From Canadian French comes dépanneur, which Quebecers will immediately know means convenience store. (The OED spelling leaves off the accent.)

The OED added inukshuk, borrowed from Inuktitut, which it defines as "a structure of rough stones stacked in the form of a human figure." 

Mangia-cake, an Italian-English compound word, was added with the definition: "a derogatory term used by some Canadians of Italian descent to refer to a non-Italian."

Two other words were given new definitions, thanks to Canada. A keener is defined, in Canada at least, as "a person, esp. a student, who is extremely or excessively eager, zealous, or enthusiastic."

While stagette was first coined in the U.S. to mean a woman attending a social function without a partner, Canadians will know the word is used here to mean a party given for a woman about to be married, more likely to be called a "bachelorette party" in the U.S. or a "hen night" in the U.K.
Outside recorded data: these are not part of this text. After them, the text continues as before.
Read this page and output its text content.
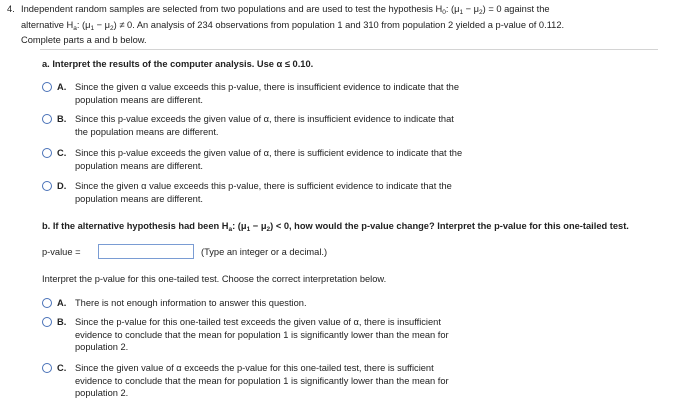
4. Independent random samples are selected from two populations and are used to test the hypothesis $H_0$: $(\mu_1 - \mu_2) = 0$ against the
alternative $H_a$: $(\mu_1 - \mu_2) \ne 0$. An analysis of 234 observations from population 1 and 310 from population 2 yielded a p-value of 0.112.
Complete parts a and b below.
a. Interpret the results of the computer analysis. Use α ≤ 0.10.
A. Since the given α value exceeds this p-value, there is insufficient evidence to indicate that the
population means are different.
B. Since this p-value exceeds the given value of α, there is insufficient evidence to indicate that
the population means are different.
C. Since this p-value exceeds the given value of α, there is sufficient evidence to indicate that the
population means are different.
D. Since the given α value exceeds this p-value, there is sufficient evidence to indicate that the
population means are different.
b. If the alternative hypothesis had been $H_a$: $(\mu_1 - \mu_2) < 0$, how would the p-value change? Interpret the p-value for this one-tailed test.
p-value =	(Type an integer or a decimal.)
Interpret the p-value for this one-tailed test. Choose the correct interpretation below.
A. There is not enough information to answer this question.
B. Since the p-value for this one-tailed test exceeds the given value of α, there is insufficient
evidence to conclude that the mean for population 1 is significantly lower than the mean for
population 2.
C. Since the given value of α exceeds the p-value for this one-tailed test, there is sufficient
evidence to conclude that the mean for population 1 is significantly lower than the mean for
population 2.
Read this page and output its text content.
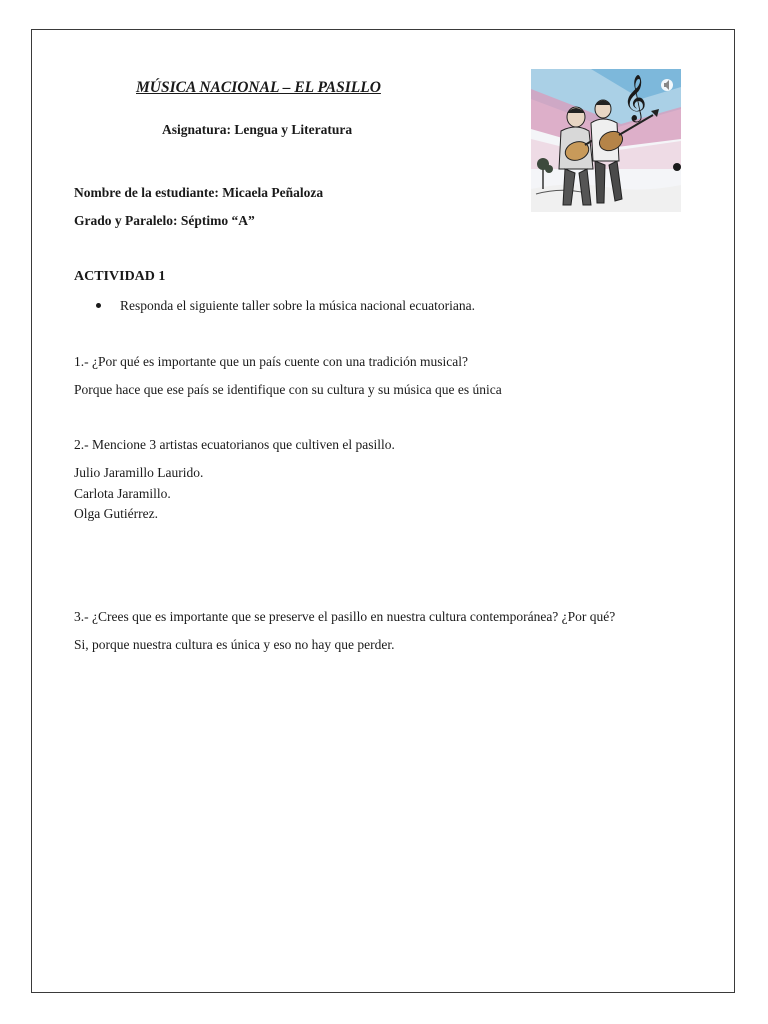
MÚSICA NACIONAL – EL PASILLO
Asignatura: Lengua y Literatura
Nombre de la estudiante: Micaela Peñaloza
Grado y Paralelo: Séptimo “A”
ACTIVIDAD 1
Responda el siguiente taller sobre la música nacional ecuatoriana.
1.- ¿Por qué es importante que un país cuente con una tradición musical?
Porque hace que ese país se identifique con su cultura y su música que es única
2.- Mencione 3 artistas ecuatorianos que cultiven el pasillo.
Julio Jaramillo Laurido.
Carlota Jaramillo.
Olga Gutiérrez.
3.- ¿Crees que es importante que se preserve el pasillo en nuestra cultura contemporánea? ¿Por qué?
Si, porque nuestra cultura es única y eso no hay que perder.
𝄞
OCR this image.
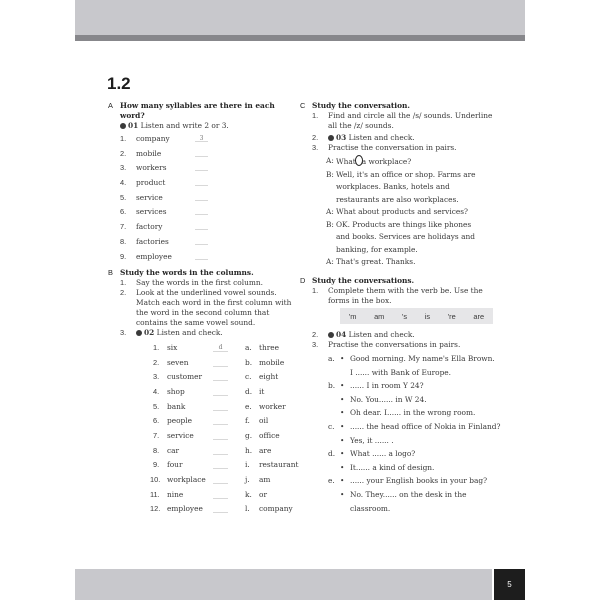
1.2
A How many syllables are there in each word?
01 Listen and write 2 or 3.
1. company	3
2. mobile
3. workers
4. product
5. service
6. services
7. factory
8. factories
9. employee
B Study the words in the columns.
1. Say the words in the first column.
2. Look at the underlined vowel sounds. Match each word in the first column with the word in the second column that contains the same vowel sound.
3. 02 Listen and check.
1. six	d	a. three
2. seven	b. mobile
3. customer	c. eight
4. shop	d. it
5. bank	e. worker
6. people	f. oil
7. service	g. office
8. car	h. are
9. four	i. restaurant
10. workplace	j. am
11. nine	k. or
12. employee	l. company
C Study the conversation.
1. Find and circle all the /s/ sounds. Underline all the /z/ sounds.
2. 03 Listen and check.
3. Practise the conversation in pairs.
A: What○a workplace?
B: Well, it's an office or shop. Farms are workplaces. Banks, hotels and restaurants are also workplaces.
A: What about products and services?
B: OK. Products are things like phones and books. Services are holidays and banking, for example.
A: That's great. Thanks.
D Study the conversations.
1. Complete them with the verb be. Use the forms in the box.
'm am 's is 're are
2. 04 Listen and check.
3. Practise the conversations in pairs.
a. • Good morning. My name's Ella Brown.
I ...... with Bank of Europe.
b. • ...... I in room Y 24?
• No. You...... in W 24.
• Oh dear. I...... in the wrong room.
c. • ...... the head office of Nokia in Finland?
• Yes, it ...... .
d. • What ...... a logo?
• It...... a kind of design.
e. • ...... your English books in your bag?
• No. They...... on the desk in the
classroom.
5
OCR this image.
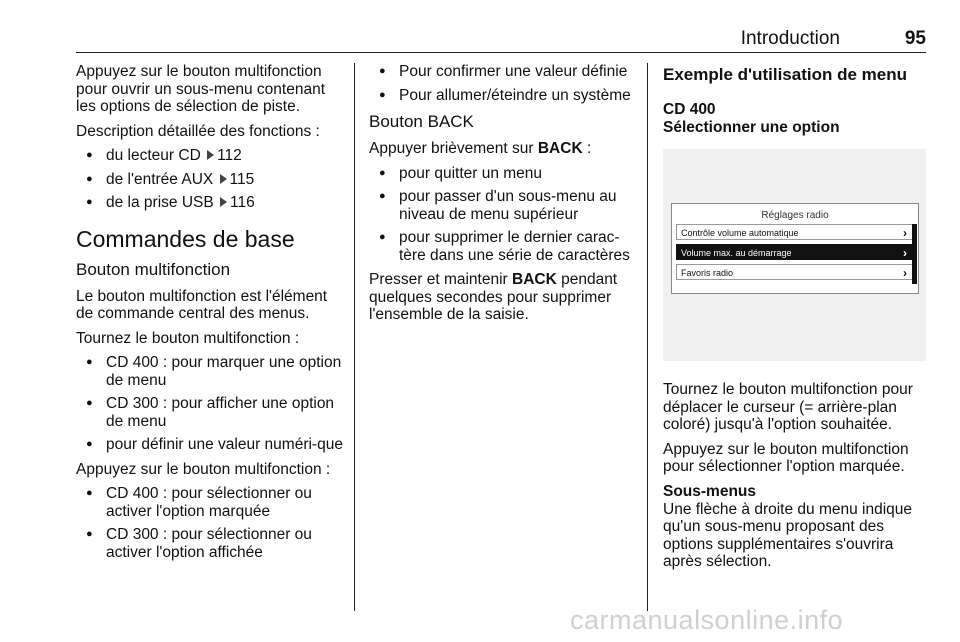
Introduction	95

Appuyez sur le bouton multifonction pour ouvrir un sous-menu contenant les options de sélection de piste.

Description détaillée des fonctions :

● du lecteur CD 112
● de l'entrée AUX 115
● de la prise USB 116
Commandes de base
Bouton multifonction

Le bouton multifonction est l'élément de commande central des menus.

Tournez le bouton multifonction :

● CD 400 : pour marquer une option de menu
● CD 300 : pour afficher une option de menu
● pour définir une valeur numéri-que

Appuyez sur le bouton multifonction :

● CD 400 : pour sélectionner ou activer l'option marquée
● CD 300 : pour sélectionner ou activer l'option affichée
● Pour confirmer une valeur définie
● Pour allumer/éteindre un système
Bouton BACK

Appuyer brièvement sur BACK :

● pour quitter un menu
● pour passer d'un sous-menu au niveau de menu supérieur
● pour supprimer le dernier carac-tère dans une série de caractères

Presser et maintenir BACK pendant quelques secondes pour supprimer l'ensemble de la saisie.

Exemple d'utilisation de menu
CD 400
Sélectionner une option
Réglages radio
Contrôle volume automatique	›
Volume max. au démarrage	›
Favoris radio	›

Tournez le bouton multifonction pour déplacer le curseur (= arrière-plan coloré) jusqu'à l'option souhaitée.

Appuyez sur le bouton multifonction pour sélectionner l'option marquée.

Sous-menus

Une flèche à droite du menu indique qu'un sous-menu proposant des options supplémentaires s'ouvrira après sélection.

carmanualsonline.info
The OED says this update is the first to include dozens of entries that originated since the turn of the 21st century, so it includes words like photobomb, crowdfund, staycation and sext, all of which were first used after 2000. 

Social media has brought the words tweeting, retweet and twitterati to the dictionary, the latter word referring to Twitter users, especially "prolific contributors or those who have high numbers of followers." 

The update also brings a new entry for twerk: "to dance to popular music in a sexually provocative manner, using thrusting movements of the bottom and hips while in a low, squatting stance."

The new entry also traces the origin of twerk to 1820, when it was spelled twirk. The OED devoted a whole blog post to explaining how the word evolved over nearly 200 years. 

The Simpsons, the OED blog notes, has been a powerful force in bringing words to cromulence, as evidenced by another word in Thursday's update: meh. Its new entry describes it as an interjection "expressing indifference or a lack of enthusiasm."